Contract and proposal management are based on reading every written word in any requirement—be it a Request for Proposal (RFP), Request for Quotation (RFQ), any other solicitation, or contractual document. They are about understanding requirements, and making sure you are reading, in detail, every aspect of the requirement you are trying to meet. No shortcuts are allowed.
By Rick Riordan
Years ago, one of my very first “bosses” told me point blank: we don’t expect you to know all the answers BUT (there is always a but) we DO expect you to know where to get the answers. I have never forgotten that.
Subsequently, as I worked my way through being a warranty analyst for a commercial engine manufacturer at a Fortune 500 company, and as a proposal manager involved in multi-hundreds of millions of dollar procurements, as a sales & marketing director, as a contract/proposal manager for an engine overhaul facility, or most recently as a contracts officer for multiple small business Department of Defense (DoD)/government procurement organizations, I have never forgotten that the “devil is in the details.” Most individuals don’t focus on the details and that is what I do.
I am the first to admit I don’t have all the answers, but I do have a pretty good idea of where to get them, based on the specific business requirements—whether large, medium or small business. One size doesn’t fit all, so don’t just “copy and paste” your answer in, which is the all too familiar response.

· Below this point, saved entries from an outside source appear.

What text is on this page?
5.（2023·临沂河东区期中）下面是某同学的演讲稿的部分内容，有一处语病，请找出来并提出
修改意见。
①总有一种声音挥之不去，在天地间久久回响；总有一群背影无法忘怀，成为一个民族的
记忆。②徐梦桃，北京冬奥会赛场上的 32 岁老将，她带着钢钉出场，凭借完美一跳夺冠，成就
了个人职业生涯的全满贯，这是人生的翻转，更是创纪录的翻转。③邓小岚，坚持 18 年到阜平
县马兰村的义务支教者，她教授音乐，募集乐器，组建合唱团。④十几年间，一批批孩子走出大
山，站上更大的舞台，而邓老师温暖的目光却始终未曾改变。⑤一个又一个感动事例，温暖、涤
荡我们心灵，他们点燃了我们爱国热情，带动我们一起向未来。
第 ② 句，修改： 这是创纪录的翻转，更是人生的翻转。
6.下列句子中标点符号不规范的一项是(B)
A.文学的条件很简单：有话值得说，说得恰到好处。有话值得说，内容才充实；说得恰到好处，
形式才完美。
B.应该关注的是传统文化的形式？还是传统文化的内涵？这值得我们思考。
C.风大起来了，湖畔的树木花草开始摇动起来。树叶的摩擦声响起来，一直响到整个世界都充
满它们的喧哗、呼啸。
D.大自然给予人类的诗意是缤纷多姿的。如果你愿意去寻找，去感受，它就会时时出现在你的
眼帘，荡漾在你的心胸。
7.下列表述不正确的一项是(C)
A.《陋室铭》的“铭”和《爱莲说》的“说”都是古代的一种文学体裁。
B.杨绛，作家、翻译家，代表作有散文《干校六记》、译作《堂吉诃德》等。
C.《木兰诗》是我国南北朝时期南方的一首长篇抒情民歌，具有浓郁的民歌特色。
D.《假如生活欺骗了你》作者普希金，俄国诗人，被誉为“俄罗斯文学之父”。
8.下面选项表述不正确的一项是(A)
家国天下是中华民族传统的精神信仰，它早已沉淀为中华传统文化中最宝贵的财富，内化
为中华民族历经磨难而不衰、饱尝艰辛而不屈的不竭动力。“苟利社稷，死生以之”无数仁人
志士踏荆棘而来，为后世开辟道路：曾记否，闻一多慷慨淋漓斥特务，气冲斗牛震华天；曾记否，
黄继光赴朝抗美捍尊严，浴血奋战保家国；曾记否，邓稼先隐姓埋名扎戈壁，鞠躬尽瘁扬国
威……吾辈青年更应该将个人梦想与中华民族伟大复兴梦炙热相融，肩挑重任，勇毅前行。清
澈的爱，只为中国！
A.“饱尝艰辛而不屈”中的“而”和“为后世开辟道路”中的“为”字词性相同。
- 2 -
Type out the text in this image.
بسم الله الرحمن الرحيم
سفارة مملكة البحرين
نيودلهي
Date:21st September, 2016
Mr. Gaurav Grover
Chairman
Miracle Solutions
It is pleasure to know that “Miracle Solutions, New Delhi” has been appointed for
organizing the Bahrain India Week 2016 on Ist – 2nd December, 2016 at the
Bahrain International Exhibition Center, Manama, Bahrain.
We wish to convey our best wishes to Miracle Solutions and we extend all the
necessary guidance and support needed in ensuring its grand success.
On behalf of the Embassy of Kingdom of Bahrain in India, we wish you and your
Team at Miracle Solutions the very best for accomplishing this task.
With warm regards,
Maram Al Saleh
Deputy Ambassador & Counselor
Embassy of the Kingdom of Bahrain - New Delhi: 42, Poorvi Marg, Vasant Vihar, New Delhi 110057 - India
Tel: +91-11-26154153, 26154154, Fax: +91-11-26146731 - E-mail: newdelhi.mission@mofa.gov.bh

My point is this: most individuals—regardless of position in the company—don’t focus on the details in the way that proposal and contract management individuals do. That is what we do and what we are trained to do. What we are certified to do. What we have spent the past x number of years doing. This is what I do. I find out what you have, I organize what needs organizing, I highlight areas of concern, I implement better procedures and processes, I organize your files, I organize your functional duties so the next individual that takes on the job has a platform to work from. I allow executive decisions to be made based on data, not assumptions. And revised based on updated data. Business is not stagnant; it is ever evolving. And facts/data assist in that evolution. Here’s a specific example of how I do this.
What I have noticed almost across the board in every company I have supported in the past is a lack of processes and procedures for tracking proposals that ultimately lead to contracts. Most companies seem to treat the proposal process as a completely separate activity from the contract management process—and it isn’t. It is critical companies understand that when they bid on opportunities, and get selected, the actual final contract must align with the submitted proposal Performance Work Statement (PWS), Statement of Work (SOW), general terms and conditions, etc. If you believe what you submit is what gets awarded, in most instances, you are mistaken. I pay attention to these details and allow you to respond to any discrepancies in the best interest of the parties.
In the end, the mission of my effort is the same. Every job or requirement I work, even today, I either know or look for the answers—and work with the team to find the best solution for the client, and the customer, and the company, and the procuring agency/organization.